Abstract

Chromium-rich calc-silicate rocks in the Archaean Bandihalli supracrustal belt in the Dharwar Craton, India, show a characteristic mineral assemblage that includes euhedral and anhedral (resorbed) green garnet associated with chromite, in addition to diopside, quartz, clinozoisite and calcite. Two distinct types of green garnets and a brown variety were identified in the calc-silicate rocks. These garnets show complex chemical compositional variations that range between the endmembers of uvarovite, grossular, and spessartine. Chromite grains in the matrix are euhedral or subhedral, whereas inclusions in garnet are rounded or amoeboid in shape. The two textural varieties of chromite from Bandihalli are separated by a compositional gap. Furthermore, chromites from the study area have high Cr# (0.80–0.97) and low Mg# (0.01–0.04), which is similar to the chromite in serpentinites and are in contrast with chromite compositions reported from igneous rocks.

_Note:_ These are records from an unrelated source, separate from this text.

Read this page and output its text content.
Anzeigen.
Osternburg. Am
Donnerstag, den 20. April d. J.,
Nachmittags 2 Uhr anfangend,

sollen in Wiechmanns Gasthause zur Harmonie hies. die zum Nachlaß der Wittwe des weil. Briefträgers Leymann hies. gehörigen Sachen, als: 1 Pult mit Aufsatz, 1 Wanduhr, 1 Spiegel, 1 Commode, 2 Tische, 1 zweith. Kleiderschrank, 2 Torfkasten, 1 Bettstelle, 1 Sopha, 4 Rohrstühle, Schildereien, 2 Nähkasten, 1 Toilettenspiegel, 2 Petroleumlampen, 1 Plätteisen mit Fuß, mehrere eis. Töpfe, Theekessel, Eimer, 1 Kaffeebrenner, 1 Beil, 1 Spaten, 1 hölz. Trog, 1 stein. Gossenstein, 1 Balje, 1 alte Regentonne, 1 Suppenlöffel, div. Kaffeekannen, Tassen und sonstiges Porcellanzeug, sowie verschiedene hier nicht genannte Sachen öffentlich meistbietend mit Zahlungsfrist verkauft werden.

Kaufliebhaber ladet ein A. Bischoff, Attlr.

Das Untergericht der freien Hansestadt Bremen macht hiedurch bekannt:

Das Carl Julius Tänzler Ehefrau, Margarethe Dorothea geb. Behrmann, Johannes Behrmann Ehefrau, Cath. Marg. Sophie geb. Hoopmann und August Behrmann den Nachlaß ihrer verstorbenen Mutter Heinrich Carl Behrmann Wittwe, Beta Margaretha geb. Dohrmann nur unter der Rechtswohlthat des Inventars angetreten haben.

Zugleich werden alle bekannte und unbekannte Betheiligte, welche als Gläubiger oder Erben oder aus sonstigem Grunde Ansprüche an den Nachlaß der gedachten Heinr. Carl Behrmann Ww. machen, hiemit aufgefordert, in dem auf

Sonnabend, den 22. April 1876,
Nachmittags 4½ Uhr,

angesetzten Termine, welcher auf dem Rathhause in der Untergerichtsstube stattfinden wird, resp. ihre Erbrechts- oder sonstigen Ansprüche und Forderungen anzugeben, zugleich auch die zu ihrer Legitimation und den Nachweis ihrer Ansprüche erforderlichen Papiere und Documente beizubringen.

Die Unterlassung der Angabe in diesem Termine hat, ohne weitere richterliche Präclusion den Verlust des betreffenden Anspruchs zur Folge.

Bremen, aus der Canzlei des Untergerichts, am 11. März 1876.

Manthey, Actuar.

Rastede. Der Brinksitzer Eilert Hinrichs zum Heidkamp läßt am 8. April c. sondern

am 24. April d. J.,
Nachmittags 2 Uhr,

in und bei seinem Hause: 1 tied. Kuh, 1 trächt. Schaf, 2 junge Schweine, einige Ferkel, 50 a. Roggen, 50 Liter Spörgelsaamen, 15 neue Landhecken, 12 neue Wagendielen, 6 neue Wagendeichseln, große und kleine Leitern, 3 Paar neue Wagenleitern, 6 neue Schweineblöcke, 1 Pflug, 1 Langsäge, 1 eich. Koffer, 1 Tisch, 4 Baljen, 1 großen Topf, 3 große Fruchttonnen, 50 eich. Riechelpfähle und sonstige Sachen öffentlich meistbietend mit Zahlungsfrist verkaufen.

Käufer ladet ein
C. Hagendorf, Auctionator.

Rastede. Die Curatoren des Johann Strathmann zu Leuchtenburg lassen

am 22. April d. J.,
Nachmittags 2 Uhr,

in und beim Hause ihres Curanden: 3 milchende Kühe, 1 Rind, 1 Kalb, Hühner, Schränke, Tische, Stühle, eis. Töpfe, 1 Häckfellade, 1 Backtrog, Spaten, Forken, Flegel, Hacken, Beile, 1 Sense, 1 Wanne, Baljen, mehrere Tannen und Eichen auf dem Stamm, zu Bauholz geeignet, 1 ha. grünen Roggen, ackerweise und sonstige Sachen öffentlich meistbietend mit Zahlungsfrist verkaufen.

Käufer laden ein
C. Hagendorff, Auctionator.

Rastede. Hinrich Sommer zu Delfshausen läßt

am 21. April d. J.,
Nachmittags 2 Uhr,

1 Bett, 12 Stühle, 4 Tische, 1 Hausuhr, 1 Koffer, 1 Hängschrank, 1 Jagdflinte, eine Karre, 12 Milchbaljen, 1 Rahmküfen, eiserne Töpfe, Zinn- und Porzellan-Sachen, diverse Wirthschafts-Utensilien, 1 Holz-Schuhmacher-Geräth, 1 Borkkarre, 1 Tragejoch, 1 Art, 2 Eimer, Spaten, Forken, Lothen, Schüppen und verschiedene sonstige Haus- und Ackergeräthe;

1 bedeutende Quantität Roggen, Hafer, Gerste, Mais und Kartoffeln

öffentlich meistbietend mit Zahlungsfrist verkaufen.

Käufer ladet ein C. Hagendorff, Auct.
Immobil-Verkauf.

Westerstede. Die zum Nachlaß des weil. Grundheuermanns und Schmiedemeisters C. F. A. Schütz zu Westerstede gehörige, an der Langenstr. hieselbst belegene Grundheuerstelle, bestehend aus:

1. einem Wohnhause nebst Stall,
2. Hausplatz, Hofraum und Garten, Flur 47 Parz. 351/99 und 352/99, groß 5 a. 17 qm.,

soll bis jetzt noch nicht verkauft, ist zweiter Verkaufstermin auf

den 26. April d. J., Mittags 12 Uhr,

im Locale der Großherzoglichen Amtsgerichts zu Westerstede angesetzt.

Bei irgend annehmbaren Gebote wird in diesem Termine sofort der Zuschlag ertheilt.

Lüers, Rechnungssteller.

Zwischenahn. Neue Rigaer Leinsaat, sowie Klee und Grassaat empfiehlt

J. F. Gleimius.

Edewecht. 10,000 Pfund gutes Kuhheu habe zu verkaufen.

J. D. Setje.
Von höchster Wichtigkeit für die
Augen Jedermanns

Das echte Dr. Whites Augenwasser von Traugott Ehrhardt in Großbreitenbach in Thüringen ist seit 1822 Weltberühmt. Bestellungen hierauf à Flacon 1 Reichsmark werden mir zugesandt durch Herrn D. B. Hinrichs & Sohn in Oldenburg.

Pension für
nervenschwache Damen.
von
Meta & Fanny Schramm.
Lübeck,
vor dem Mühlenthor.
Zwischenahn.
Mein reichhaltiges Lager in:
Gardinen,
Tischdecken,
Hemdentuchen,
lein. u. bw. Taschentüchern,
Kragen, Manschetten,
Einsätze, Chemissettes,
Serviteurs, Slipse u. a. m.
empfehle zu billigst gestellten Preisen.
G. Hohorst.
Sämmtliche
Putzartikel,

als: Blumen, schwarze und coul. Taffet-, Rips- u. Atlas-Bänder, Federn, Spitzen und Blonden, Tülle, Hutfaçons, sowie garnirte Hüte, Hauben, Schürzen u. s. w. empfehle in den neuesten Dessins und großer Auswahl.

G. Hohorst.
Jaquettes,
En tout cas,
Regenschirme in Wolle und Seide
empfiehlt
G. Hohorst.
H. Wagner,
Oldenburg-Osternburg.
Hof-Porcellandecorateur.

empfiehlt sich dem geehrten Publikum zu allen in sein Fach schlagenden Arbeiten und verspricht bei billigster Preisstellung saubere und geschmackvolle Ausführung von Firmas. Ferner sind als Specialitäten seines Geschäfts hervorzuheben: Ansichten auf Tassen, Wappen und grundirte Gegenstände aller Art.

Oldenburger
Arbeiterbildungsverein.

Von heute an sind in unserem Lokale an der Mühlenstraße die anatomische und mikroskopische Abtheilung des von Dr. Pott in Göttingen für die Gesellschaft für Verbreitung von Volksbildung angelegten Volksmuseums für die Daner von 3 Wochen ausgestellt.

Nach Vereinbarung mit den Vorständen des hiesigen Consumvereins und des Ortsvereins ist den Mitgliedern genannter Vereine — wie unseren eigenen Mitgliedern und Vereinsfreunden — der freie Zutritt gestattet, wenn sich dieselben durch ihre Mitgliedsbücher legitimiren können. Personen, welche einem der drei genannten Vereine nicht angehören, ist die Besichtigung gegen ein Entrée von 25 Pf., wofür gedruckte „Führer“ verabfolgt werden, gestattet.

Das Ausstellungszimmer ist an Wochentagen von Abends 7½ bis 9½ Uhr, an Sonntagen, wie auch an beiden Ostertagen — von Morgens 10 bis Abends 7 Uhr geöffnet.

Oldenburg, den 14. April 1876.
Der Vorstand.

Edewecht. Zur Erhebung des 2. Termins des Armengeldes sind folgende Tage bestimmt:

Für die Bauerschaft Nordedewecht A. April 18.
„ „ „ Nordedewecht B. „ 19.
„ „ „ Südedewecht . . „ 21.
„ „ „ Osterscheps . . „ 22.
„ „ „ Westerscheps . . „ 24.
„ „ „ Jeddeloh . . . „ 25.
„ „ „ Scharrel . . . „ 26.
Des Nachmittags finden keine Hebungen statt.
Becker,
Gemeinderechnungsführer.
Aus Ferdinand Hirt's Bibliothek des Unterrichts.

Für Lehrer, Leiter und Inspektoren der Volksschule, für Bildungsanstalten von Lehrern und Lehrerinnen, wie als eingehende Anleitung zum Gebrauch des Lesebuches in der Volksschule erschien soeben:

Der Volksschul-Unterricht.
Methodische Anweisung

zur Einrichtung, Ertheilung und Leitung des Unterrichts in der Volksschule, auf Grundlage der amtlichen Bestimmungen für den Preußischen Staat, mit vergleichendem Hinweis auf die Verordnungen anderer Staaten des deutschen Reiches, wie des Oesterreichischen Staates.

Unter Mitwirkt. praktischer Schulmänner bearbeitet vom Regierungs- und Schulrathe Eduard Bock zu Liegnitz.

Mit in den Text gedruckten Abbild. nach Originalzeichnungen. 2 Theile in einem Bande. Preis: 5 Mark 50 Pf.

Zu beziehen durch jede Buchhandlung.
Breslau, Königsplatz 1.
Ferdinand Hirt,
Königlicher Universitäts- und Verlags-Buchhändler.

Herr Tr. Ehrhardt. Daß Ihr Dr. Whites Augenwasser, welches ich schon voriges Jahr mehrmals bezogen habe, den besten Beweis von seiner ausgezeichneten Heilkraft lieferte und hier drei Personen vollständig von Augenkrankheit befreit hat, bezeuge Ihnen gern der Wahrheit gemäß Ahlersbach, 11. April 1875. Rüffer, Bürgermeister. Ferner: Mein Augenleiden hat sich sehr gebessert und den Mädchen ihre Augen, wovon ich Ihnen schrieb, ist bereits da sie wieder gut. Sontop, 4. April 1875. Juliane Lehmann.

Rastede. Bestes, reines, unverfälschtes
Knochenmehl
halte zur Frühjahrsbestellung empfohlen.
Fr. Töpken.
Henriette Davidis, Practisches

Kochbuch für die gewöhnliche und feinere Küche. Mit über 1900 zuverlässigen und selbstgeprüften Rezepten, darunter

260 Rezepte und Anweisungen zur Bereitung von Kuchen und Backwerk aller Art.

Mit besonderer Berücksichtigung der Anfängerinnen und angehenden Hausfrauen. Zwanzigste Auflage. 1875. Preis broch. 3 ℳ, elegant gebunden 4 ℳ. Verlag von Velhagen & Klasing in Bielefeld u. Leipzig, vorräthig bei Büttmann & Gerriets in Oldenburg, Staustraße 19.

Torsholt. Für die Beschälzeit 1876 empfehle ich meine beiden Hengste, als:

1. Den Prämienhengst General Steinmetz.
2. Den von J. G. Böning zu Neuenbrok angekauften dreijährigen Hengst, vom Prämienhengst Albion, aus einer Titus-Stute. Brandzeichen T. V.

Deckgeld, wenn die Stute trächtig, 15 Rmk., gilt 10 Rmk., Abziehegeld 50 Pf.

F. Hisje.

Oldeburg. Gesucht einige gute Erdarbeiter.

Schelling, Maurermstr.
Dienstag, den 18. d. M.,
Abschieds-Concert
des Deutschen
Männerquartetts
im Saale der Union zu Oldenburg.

Therefore, the chromite in the calcsilicate rocks may have been derived from serpentinized ultramafic rocks. Textural and compositional data presented here provide evidence for chemical changes of the primary chromite with increasing metamorphic grade, presumably associated with primary hydrothermal alteration that resulted in serpentinization and carbonation of the ultramafic protolith. Therefore, Cr-rich calcsilicate rocks can be considered as products of metamorphosed carbonated and serpentinized mafic or ultramafic igneous rocks.